JOANESBURGO – O presidente sul-africano, Cyril Ramaphosa, disse no domingo que a declaração da cimeira do G20 deste fim de semana reflecte um “novo compromisso com a cooperação multilateral”, encerrando conversações divisivas com o seu homólogo norte-americano.
Ramaphosa, o organizador da cimeira de Joanesburgo, avançou com uma declaração para enfrentar desafios como a crise climática, apesar da oposição dos Estados Unidos, que boicotou a reunião.
Falando na cerimónia de encerramento, o Primeiro-Ministro Ramaphosa disse que a declaração mostrava que os “objectivos comuns dos líderes mundiais superam as nossas diferenças”.
O presidente dos EUA, Donald Trump, boicotou a cimeira de 22 a 23 de novembro devido a alegações completamente fabricadas de que o governo do país anfitrião, de maioria negra, estava a perseguir as minorias brancas.
Tensões sobre a Ucrânia, crise climática
O Presidente Trump também rejeitou as políticas da África do Sul para ajudar os países em desenvolvimento na transição para energias limpas, reduzir os custos incapacitantes da dívida e adaptar-se aos desastres climáticos causados pelas alterações climáticas.
No entanto, Ramaphosa garantiu o acordo dos líderes presentes que não se opuseram a fazer uma declaração sem ele, com exceção da Argentina. Foi a primeira cimeira do G20 em África e a declaração conjunta utilizou o tipo de linguagem que há muito não agrada a Washington.
O documento destacou a gravidade das alterações climáticas e a necessidade de adaptação, elogiou metas ambiciosas em matéria de energias renováveis e condenou os elevados custos do serviço da dívida incorridos pelos países pobres.

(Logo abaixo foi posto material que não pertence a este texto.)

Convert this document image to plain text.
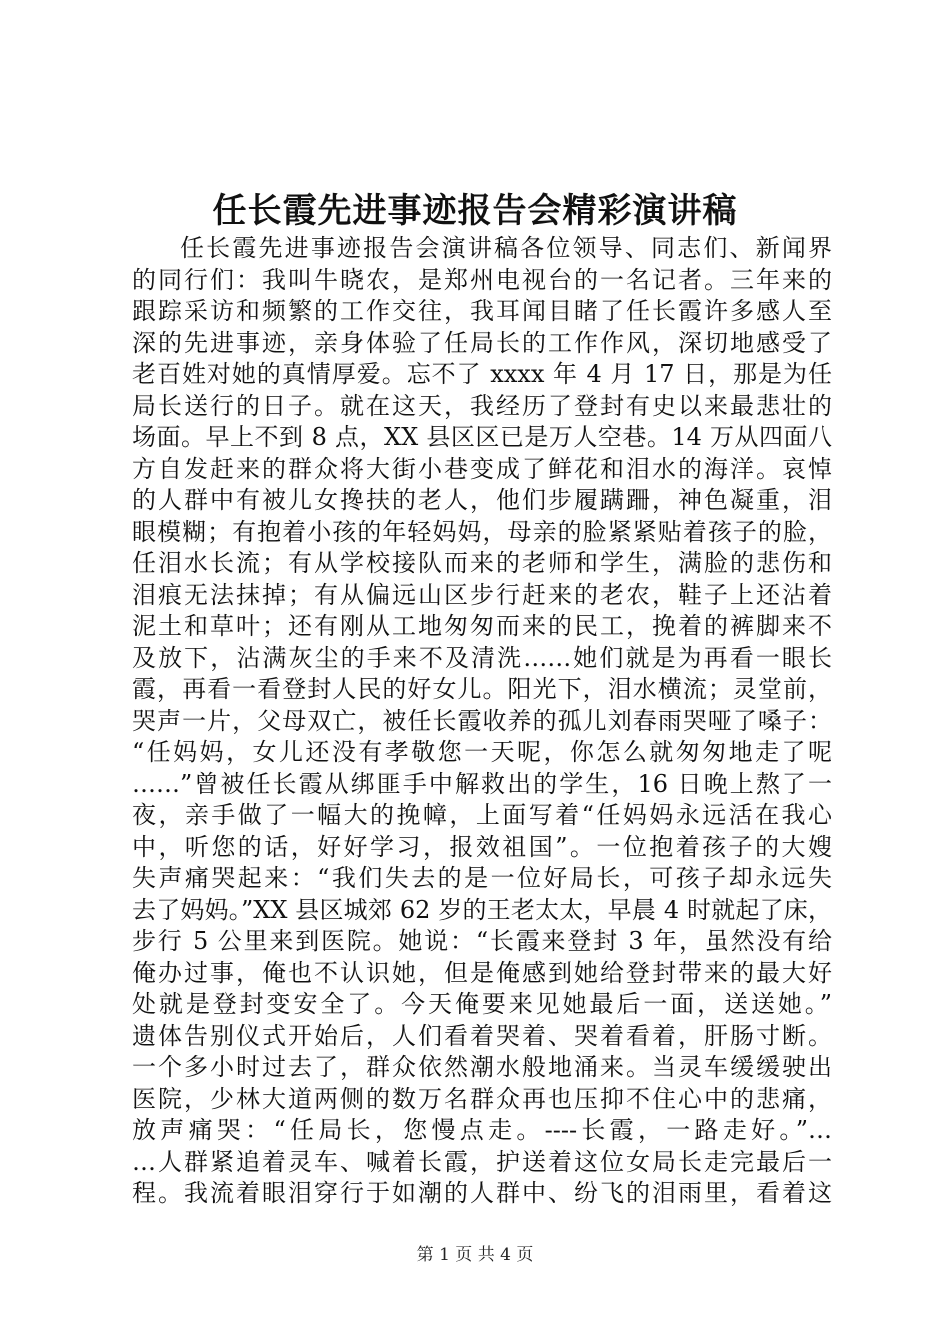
任长霞先进事迹报告会精彩演讲稿
任长霞先进事迹报告会演讲稿各位领导、同志们、新闻界
的同行们：我叫牛晓农，是郑州电视台的一名记者。三年来的
跟踪采访和频繁的工作交往，我耳闻目睹了任长霞许多感人至
深的先进事迹，亲身体验了任局长的工作作风，深切地感受了
老百姓对她的真情厚爱。忘不了 xxxx 年 4 月 17 日，那是为任
局长送行的日子。就在这天，我经历了登封有史以来最悲壮的
场面。早上不到 8 点，XX 县区区已是万人空巷。14 万从四面八
方自发赶来的群众将大街小巷变成了鲜花和泪水的海洋。哀悼
的人群中有被儿女搀扶的老人，他们步履蹒跚，神色凝重，泪
眼模糊；有抱着小孩的年轻妈妈，母亲的脸紧紧贴着孩子的脸，
任泪水长流；有从学校接队而来的老师和学生，满脸的悲伤和
泪痕无法抹掉；有从偏远山区步行赶来的老农，鞋子上还沾着
泥土和草叶；还有刚从工地匆匆而来的民工，挽着的裤脚来不
及放下，沾满灰尘的手来不及清洗……她们就是为再看一眼长
霞，再看一看登封人民的好女儿。阳光下，泪水横流；灵堂前，
哭声一片，父母双亡，被任长霞收养的孤儿刘春雨哭哑了嗓子：
“任妈妈，女儿还没有孝敬您一天呢，你怎么就匆匆地走了呢
……”曾被任长霞从绑匪手中解救出的学生，16 日晚上熬了一
夜，亲手做了一幅大的挽幛，上面写着“任妈妈永远活在我心
中，听您的话，好好学习，报效祖国”。一位抱着孩子的大嫂
失声痛哭起来：“我们失去的是一位好局长，可孩子却永远失
去了妈妈。”XX 县区城郊 62 岁的王老太太，早晨 4 时就起了床，
步行 5 公里来到医院。她说：“长霞来登封 3 年，虽然没有给
俺办过事，俺也不认识她，但是俺感到她给登封带来的最大好
处就是登封变安全了。今天俺要来见她最后一面，送送她。”
遗体告别仪式开始后，人们看着哭着、哭着看着，肝肠寸断。
一个多小时过去了，群众依然潮水般地涌来。当灵车缓缓驶出
医院，少林大道两侧的数万名群众再也压抑不住心中的悲痛，
放声痛哭：“任局长，您慢点走。----长霞，一路走好。”…
…人群紧追着灵车、喊着长霞，护送着这位女局长走完最后一
程。我流着眼泪穿行于如潮的人群中、纷飞的泪雨里，看着这
第 1 页 共 4 页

A cimeira ocorre depois de as tensões sobre a guerra da Rússia na Ucrânia terem causado uma ruptura na aliança atlântica, e as negociações sobre o clima na COP30 no Brasil não terem produzido resultados, com os países produtores de petróleo e grandes consumidores a bloquearem a menção aos combustíveis fósseis indutores de crise nas suas declarações finais.
O presidente brasileiro, Luiz Inácio Lula da Silva, disse no domingo que tanto as cúpulas do G20 quanto a COP30 mostraram que o multilateralismo está muito vivo.
O chanceler alemão, Friedrich Merz, disse que a menção aos Estados Unidos na cimeira do G20 foi uma coincidência e que os Estados Unidos têm um pequeno papel a desempenhar à medida que novas ligações são forjadas e o mundo é remodelado.
“A ausência do governo dos EUA não foi uma boa decisão, mas é algo que o governo dos EUA tem de decidir por si mesmo”, disse ele.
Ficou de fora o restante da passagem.